One fine day in the trenches, a junior engineer was tasked with optimizing a particular web service call that was way too slow (sometimes slower than 20 seconds!). I had just figured out how to use a performance profiler for that particular platform, so I thought I’d offer to show him how to use it. His response was that he was on a tight deadline and didn’t have time to learn to use the profiler, and that he was just going to tune the database calls to make them perform better.
Later in the year when the problem still wasn’t solved, I had a chance to take it on myself. The profiler showed me that this service call was itself making around 20 web service calls to a second system that could obviously add up to 20 seconds, if that other web service took 1 second for each of its responses (and the logs showed that sometimes it did). It turned out that almost all of those web service calls were redundant and completely unnecessary. Simply removing them (which took about 1 day of effort) shaved 19 seconds off this web service call’s duration in production in some cases.
The total execution time spent on database calls was 5 milliseconds.
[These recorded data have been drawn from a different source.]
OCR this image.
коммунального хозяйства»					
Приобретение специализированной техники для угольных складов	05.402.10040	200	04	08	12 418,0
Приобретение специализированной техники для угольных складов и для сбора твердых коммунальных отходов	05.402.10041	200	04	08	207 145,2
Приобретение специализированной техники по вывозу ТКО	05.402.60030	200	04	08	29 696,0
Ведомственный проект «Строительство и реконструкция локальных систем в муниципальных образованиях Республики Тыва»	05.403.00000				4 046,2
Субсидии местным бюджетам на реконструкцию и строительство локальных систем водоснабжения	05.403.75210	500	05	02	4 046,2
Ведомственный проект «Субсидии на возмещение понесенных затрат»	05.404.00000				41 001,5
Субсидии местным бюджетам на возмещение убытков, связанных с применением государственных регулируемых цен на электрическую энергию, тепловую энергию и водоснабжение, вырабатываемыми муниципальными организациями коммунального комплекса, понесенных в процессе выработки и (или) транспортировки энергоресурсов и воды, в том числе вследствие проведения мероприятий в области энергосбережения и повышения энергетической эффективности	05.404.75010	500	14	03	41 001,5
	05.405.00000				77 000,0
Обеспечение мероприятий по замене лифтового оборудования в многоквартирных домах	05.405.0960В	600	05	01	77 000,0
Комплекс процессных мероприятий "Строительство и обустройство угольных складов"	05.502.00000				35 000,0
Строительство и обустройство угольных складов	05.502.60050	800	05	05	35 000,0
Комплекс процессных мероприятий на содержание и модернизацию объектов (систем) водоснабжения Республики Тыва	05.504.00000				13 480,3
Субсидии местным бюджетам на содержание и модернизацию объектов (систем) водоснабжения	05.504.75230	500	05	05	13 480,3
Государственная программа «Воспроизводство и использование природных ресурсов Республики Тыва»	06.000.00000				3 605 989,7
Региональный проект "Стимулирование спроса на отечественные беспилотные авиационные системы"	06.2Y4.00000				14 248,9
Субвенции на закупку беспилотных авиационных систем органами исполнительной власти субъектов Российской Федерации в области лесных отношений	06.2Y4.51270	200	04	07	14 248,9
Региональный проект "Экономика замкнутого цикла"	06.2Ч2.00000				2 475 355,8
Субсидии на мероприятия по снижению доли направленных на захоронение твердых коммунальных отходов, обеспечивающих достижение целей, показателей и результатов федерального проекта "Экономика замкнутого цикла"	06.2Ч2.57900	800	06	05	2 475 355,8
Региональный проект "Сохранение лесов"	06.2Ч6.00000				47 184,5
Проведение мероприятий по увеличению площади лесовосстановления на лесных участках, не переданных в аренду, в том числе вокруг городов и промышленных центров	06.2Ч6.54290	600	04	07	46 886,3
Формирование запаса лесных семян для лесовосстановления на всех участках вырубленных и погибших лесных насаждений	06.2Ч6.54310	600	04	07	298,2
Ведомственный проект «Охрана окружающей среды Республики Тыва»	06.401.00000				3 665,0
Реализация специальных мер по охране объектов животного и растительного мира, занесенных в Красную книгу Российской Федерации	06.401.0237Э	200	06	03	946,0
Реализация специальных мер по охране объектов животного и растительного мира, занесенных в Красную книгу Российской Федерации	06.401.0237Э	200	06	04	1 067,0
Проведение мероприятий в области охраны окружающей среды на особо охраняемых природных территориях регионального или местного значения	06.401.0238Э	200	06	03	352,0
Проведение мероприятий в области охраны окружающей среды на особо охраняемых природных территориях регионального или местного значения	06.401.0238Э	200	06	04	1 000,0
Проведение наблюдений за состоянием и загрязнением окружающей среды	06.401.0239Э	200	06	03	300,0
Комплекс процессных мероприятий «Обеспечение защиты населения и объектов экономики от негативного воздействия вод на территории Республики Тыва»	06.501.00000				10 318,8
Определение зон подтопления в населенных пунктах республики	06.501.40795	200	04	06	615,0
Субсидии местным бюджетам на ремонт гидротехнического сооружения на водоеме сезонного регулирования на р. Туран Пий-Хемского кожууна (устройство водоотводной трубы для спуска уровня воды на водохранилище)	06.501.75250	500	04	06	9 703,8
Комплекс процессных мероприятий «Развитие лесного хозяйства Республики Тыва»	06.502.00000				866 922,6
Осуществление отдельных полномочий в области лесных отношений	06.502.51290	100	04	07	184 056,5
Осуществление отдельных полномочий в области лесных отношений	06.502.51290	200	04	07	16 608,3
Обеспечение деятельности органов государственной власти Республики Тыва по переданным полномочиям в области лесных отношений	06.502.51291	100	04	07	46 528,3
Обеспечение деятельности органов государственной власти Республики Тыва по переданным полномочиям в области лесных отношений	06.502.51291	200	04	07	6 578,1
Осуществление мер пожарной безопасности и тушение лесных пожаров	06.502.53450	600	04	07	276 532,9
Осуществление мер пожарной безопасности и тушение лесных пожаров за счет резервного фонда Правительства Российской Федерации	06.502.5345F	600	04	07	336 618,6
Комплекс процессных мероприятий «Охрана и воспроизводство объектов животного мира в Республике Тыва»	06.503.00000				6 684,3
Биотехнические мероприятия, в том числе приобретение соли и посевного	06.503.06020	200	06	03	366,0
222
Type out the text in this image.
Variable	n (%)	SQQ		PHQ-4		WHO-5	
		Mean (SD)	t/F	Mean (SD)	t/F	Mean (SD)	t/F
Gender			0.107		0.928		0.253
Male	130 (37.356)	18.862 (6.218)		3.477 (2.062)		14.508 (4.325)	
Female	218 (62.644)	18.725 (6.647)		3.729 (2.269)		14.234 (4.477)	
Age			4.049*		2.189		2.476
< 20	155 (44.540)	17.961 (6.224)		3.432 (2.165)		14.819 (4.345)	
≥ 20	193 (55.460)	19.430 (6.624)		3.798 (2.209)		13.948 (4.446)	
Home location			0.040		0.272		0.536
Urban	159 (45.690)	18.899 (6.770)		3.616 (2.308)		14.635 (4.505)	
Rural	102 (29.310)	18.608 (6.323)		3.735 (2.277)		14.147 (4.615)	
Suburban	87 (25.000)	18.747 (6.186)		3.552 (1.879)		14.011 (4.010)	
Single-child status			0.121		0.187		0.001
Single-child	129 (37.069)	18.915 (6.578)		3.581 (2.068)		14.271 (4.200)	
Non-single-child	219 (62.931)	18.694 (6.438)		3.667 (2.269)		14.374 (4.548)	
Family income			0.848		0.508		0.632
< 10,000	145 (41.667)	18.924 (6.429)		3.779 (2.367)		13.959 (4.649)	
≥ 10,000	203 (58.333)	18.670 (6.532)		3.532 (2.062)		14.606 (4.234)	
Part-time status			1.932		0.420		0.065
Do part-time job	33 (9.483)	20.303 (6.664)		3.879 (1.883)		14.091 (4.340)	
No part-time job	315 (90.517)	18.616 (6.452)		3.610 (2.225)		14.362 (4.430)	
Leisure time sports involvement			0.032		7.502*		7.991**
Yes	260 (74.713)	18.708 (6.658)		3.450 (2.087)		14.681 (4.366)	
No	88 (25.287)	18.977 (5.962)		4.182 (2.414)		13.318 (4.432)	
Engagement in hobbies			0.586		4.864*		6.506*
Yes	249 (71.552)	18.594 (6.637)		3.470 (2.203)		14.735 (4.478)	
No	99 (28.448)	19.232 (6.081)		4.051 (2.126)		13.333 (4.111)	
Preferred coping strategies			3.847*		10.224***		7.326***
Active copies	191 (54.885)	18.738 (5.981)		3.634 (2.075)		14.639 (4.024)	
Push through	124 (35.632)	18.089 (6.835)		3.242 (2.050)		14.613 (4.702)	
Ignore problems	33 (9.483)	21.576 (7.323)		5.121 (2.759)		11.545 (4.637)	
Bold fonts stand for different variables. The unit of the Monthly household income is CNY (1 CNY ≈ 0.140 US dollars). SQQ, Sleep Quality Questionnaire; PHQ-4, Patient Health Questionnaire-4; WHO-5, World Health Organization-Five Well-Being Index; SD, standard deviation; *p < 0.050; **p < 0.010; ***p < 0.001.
A 50% improvement there would probably take a week’s worth of effort, and really only get you 2 or 3 milliseconds of performance improvement.
The moral of the story is that there’s a pretty simple process for optimizing a system:
- Identify and isolate the component that is tying up the most time in the system (let’s call it the bottleneck)
- Optimize that component to make it less wasteful
Skipping step 1 isn’t a shortcut. It’s absolutely critical to know that you’re optimizing the bottleneck, and not some other random component.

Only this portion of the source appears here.